Re: Exists in HASH issue
by runrig (Abbot) on Jul 21, 2003 at 22:34 UTC
    If you want to define keys and don't care about values (i.e. you're only going to see if a key exists), you can use undef:
    my %word; undef @word{qw(AALIYAH AARON ALEX ...)}; print "exists!\n" if exists $word{ALEX}; # Or if you want to make sure the values are set to undef: my %word; @word{qw(AALIYAH AARON ...)} = undef;
Re: Exists in HASH issue
by snadra (Scribe) on Jul 22, 2003 at 08:17 UTC
    Hello,

    you should read
    perldoc perlvar
    first, to understand how hashes work. As said before, they are not sorted in any way.
    But you can print them out sorted or do something else with them in a sorted way.

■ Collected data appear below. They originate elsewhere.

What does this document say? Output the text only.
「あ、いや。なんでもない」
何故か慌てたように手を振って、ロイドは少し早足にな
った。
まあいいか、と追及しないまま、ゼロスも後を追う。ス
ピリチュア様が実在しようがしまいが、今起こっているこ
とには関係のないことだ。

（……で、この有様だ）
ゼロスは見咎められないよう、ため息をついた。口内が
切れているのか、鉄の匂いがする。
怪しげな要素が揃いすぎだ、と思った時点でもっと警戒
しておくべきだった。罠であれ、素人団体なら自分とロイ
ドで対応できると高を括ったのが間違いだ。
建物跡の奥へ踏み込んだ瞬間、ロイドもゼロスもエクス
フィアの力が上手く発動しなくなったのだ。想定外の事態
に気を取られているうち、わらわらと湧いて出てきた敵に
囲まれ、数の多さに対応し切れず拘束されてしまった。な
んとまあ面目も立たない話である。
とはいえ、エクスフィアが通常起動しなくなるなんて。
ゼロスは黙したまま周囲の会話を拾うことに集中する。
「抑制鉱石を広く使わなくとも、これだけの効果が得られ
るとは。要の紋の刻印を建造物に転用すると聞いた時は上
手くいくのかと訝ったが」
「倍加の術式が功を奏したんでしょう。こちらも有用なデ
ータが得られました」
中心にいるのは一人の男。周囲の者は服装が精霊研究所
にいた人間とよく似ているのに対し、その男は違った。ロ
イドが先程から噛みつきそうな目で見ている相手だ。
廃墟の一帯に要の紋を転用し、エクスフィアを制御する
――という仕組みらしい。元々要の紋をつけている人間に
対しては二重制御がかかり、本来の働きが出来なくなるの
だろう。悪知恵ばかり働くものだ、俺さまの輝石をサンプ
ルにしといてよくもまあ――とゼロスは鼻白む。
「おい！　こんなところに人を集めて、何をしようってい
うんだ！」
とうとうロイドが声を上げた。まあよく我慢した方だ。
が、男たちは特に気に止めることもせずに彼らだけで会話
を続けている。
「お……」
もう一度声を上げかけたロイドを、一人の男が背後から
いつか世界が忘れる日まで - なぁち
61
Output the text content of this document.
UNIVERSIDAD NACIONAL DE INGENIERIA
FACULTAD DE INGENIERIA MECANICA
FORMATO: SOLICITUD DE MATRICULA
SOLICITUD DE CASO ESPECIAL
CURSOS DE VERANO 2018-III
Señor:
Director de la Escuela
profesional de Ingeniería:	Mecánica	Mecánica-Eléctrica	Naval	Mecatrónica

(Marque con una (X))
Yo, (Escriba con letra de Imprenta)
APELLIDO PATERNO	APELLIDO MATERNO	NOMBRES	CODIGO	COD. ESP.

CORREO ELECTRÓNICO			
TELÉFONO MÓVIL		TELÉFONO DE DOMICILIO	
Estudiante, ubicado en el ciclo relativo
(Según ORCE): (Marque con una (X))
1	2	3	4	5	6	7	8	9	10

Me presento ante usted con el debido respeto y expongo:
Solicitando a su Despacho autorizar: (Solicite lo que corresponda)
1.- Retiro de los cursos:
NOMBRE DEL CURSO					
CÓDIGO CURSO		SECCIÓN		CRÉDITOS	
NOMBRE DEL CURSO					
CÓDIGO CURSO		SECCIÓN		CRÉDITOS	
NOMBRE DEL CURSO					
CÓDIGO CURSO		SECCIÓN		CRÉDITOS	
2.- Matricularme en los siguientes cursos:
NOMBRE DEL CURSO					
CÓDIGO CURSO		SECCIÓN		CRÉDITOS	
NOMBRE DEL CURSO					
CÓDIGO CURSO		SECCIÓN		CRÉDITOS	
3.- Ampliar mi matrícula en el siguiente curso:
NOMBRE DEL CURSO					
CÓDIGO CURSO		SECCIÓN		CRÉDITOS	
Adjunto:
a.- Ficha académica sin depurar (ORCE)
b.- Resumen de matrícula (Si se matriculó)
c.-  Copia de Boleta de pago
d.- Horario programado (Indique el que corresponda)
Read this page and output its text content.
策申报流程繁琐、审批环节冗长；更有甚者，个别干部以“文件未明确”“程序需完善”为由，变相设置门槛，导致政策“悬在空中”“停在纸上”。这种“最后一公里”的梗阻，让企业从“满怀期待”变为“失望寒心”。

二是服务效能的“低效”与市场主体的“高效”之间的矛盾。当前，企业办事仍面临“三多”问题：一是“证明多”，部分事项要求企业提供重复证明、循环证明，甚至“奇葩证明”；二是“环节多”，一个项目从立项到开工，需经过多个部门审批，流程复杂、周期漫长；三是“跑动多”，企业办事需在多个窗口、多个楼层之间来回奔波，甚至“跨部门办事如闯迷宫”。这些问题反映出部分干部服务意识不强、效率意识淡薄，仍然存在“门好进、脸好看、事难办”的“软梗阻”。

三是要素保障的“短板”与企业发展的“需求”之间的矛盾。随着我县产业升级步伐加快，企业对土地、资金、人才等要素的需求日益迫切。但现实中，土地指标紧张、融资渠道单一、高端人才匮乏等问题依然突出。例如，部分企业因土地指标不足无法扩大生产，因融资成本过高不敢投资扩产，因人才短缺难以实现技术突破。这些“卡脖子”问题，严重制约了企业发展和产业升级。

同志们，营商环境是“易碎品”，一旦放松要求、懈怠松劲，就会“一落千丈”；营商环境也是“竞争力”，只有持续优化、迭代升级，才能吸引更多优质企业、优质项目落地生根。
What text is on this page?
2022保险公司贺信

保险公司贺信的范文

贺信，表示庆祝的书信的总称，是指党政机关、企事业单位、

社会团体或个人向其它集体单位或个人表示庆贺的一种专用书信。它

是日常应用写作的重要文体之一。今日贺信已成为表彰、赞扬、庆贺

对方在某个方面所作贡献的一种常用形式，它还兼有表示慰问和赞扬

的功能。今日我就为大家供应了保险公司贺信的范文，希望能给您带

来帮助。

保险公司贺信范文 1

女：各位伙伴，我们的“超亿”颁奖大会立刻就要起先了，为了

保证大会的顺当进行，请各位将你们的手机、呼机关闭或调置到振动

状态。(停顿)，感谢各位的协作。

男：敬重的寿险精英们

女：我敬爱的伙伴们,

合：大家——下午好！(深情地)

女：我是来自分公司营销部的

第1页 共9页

    This would cause a numerical order:
    foreach (sort {$a <=> $b} keys %hash) { # do something with $hash{$_} ... }
    To sort them lexically just use:
    foreach (sort keys %hash) { # ... }
    Read 'perldoc -f sort' for more information.

    snadra
Re: Exists in HASH issue
by Theo (Priest) on Jul 22, 2003 at 14:49 UTC
    A point the other posters didn't mention, is that your variable data looks more like an array (@WORD) than a hash (%WORD). I don't understand what you're doing to it later - I'm only in chapter 7 of "Learning Perl" - so maybe you do need a hash. But ask yourself if your lookup would work just as well with an array variable?